Paul Bowes has been coaching wheelchair basketball for over 30 years. Most notably, Bowes was behind the Canadian men’s wheelchair basketball team, one of the most successful teams in the history of the game, winning three gold medals at the Paralympics. He has also worked as head coach of the Canadian Invictus Wheelchair Basketball Team and assistant coach for the German men’s wheelchair basketball team.
Bowes was recently in Nepal on the invitation of the International Committee of the Red Cross Mission to Nepal (ICRC) which had funded a sports camp organised by the Nepal Spinal Cord Injury Sports Association (NSCISA). During his week-long stay here, Bowes trained athletes and coaches for Nepal’s nascent wheelchair basketball scene. Timothy Aryal spoke with Bowes about his journey so far, what drives him as a coach and his experience in Nepal.
This interview has been condensed for clarity.
How did you come to coaching wheelchair basketball?
As a short guy growing up, I didn't know anything about basketball. I’m not even a basketball player; I played hockey and golf and all kinds of other sports. But I first watched wheelchair basketball in 1985 after my stepson lost both of his legs in a train accident. I was fortunate enough that I got to learn the game through my stepson and his team. In 1988, I started coaching the team and started teaching them sportsmanship and the philosophy of the sport. And 31 years later, I am still coaching.
What's your philosophy of the game, in terms of tactics, values and team spirit?

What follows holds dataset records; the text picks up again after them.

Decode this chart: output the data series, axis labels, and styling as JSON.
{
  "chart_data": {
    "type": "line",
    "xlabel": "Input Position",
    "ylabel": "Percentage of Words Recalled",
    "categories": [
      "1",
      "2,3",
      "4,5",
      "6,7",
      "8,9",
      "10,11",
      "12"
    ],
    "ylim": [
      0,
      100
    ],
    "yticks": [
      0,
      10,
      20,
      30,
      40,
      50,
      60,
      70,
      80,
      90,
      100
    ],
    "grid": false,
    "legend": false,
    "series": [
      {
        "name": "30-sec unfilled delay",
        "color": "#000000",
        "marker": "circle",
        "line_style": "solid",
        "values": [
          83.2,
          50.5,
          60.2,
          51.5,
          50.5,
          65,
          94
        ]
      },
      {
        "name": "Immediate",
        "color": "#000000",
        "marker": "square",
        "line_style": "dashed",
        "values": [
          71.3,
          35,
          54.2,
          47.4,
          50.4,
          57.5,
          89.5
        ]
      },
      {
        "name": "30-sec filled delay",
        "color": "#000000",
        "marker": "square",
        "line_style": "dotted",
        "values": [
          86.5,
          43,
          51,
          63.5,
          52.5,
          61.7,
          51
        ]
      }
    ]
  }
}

The team I coached during my first Paralympics had one heart, one mind and one soul. Not every team can be taught, not every team can be fast. You have to adjust yourself to the strengths of your team members. If you have a really strong or really fast team, that's what your strengths are; if you're tall, work on the inside game.
Because of the classification system [in wheelchair basketball, players are classified and given ranks according to the extent of their disabilities, from 1 to 4.5; one team should have players that in total rank 14], you just don't trade your centre point for point guard. You may have to change two or three players because you've only got one really good centre. So when you pull that centre out, you may have to go to a pressing game; you may have to go to a totally different game. Therefore, you have to be willing to change and adapt to the line-ups that you need to put out there.

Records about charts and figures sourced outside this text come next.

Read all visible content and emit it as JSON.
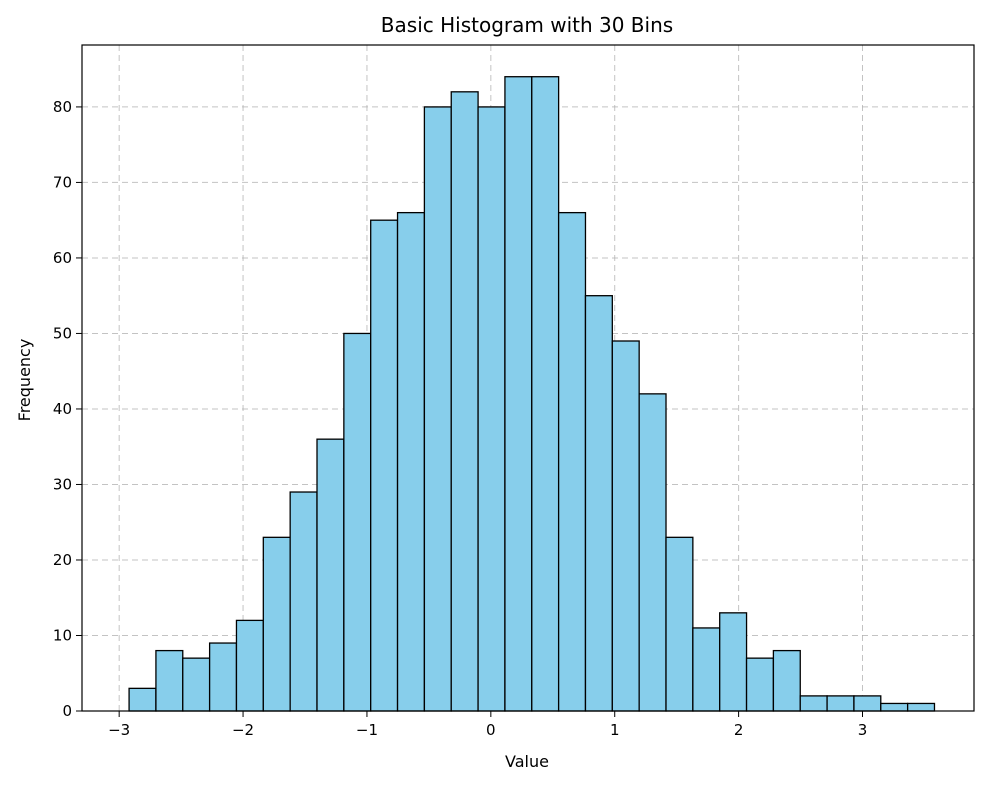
{
  "chart_data": {
    "type": "bar",
    "title": "Basic Histogram with 30 Bins",
    "xlabel": "Value",
    "ylabel": "Frequency",
    "xlim": [
      -3.3,
      3.9
    ],
    "ylim": [
      0,
      88.2
    ],
    "xticks": [
      {
        "value": -3,
        "label": "−3"
      },
      {
        "value": -2,
        "label": "−2"
      },
      {
        "value": -1,
        "label": "−1"
      },
      {
        "value": 0,
        "label": "0"
      },
      {
        "value": 1,
        "label": "1"
      },
      {
        "value": 2,
        "label": "2"
      },
      {
        "value": 3,
        "label": "3"
      }
    ],
    "yticks": [
      {
        "value": 0,
        "label": "0"
      },
      {
        "value": 10,
        "label": "10"
      },
      {
        "value": 20,
        "label": "20"
      },
      {
        "value": 30,
        "label": "30"
      },
      {
        "value": 40,
        "label": "40"
      },
      {
        "value": 50,
        "label": "50"
      },
      {
        "value": 60,
        "label": "60"
      },
      {
        "value": 70,
        "label": "70"
      },
      {
        "value": 80,
        "label": "80"
      }
    ],
    "grid": true,
    "bar_color": "#87CEEB",
    "edge_color": "#000000",
    "bin_start": -2.92,
    "bin_width": 0.2167,
    "counts": [
      3,
      8,
      7,
      9,
      12,
      23,
      29,
      36,
      50,
      65,
      66,
      80,
      82,
      80,
      84,
      84,
      66,
      55,
      49,
      42,
      23,
      11,
      13,
      7,
      8,
      2,
      2,
      2,
      1,
      1
    ]
  }
}
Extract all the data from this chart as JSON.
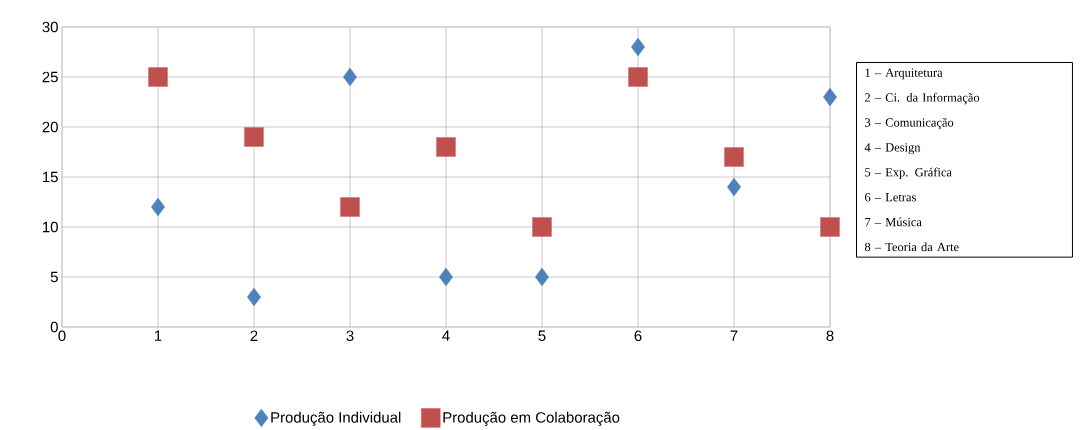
{
  "chart_data": {
    "type": "scatter",
    "x": [
      1,
      2,
      3,
      4,
      5,
      6,
      7,
      8
    ],
    "series": [
      {
        "name": "Produção Individual",
        "color": "#4f81bd",
        "marker": "diamond",
        "values": [
          12,
          3,
          25,
          5,
          5,
          28,
          14,
          23
        ]
      },
      {
        "name": "Produção em Colaboração",
        "color": "#c0504d",
        "marker": "square",
        "values": [
          25,
          19,
          12,
          18,
          10,
          25,
          17,
          10
        ]
      }
    ],
    "xlim": [
      0,
      8
    ],
    "ylim": [
      0,
      30
    ],
    "xticks": [
      0,
      1,
      2,
      3,
      4,
      5,
      6,
      7,
      8
    ],
    "yticks": [
      0,
      5,
      10,
      15,
      20,
      25,
      30
    ],
    "grid": true,
    "legend": "bottom",
    "annotations": [
      "1 – Arquitetura",
      "2 – Ci. da Informação",
      "3 – Comunicação",
      "4 – Design",
      "5 – Exp. Gráfica",
      "6 – Letras",
      "7 – Música",
      "8 – Teoria da Arte"
    ]
  }
}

What considerations do you have to make while coaching the disabled?
There aren't a lot of differences between coaching able-bodied players and those with disabilities, because they're athletes first and foremost. You can push them just as hard but you really have to be wary of their exhaustion and hydration level. These aren’t persons with disabilities; they are athletes with abilities. I believe that very, very much.
What was your experience like coaching in Nepal?
We had a very exciting time. There were 42 registered players but by the end, there were 44, all willing to play sports. The players here are at a bit of a disadvantage because of their equipment but not because of their heart or their drive to compete. When I saw the game, I was like, wow, they're here to play a sport, no matter what their chair was like. I think that it would be great if they could get many wheelchairs that are sport chairs. But that hasn’t stopped their drive and it was great to see that. They were just out there playing, having fun and the wheelchairs disappeared.
Can Nepali wheelchair basketball players do well despite the apparent shortage of infrastructure and facilities? How do you compare the scene in Canada and Nepal?
In Canada, if I had 40 athletes, I would have four gyms and 16 or 20 baskets. For our training camp this week, we had one gym with two baskets. But we adapted and overcame that and the players were awesome to work with. Their skills really improved drastically. We're hoping that the infrastructure will improve.
There are some amazing players. They may be a bit rough because they don't have access to top coaching techniques, but I think there's a big potential to become pretty good. They just have to know the nuances of the game a little better. But when I look at the different places that I've coached—from London to Mexico and Germany to Nepal—if you ask me what the differences are, then I’d say there really are no differences, because they all want to play basketball.
What are your suggestions for those with disabilities who want to play sports?
For me, it's about the idea that a person with a disability has the ability, but it depends upon how you provide opportunities. So someone with ability can participate and be healthy their whole lives. Sports teaches them life skills as well. You could be 28 years old or 35 years old and lose a leg or become a victim of a spinal cord injury. You will have to relearn how to go to the bathroom again, how to get around, how to transfer onto your toilet, all the simple things that we take for granted.
So when sport comes along, when you enter a gymnasium, and there's a whole bunch of other people that are sitting in wheelchairs, they're actually teaching you life skills, they're showing you that there is life after your accident. Suddenly you become an athlete, you're going out for dinner with people, you're getting out in the community and you’re doing great things, which is awesome.
You can be in a new situation and be depressed, or you can come out and play different sports that are there. It just opens up your eyes. I call it the transformational power of sports.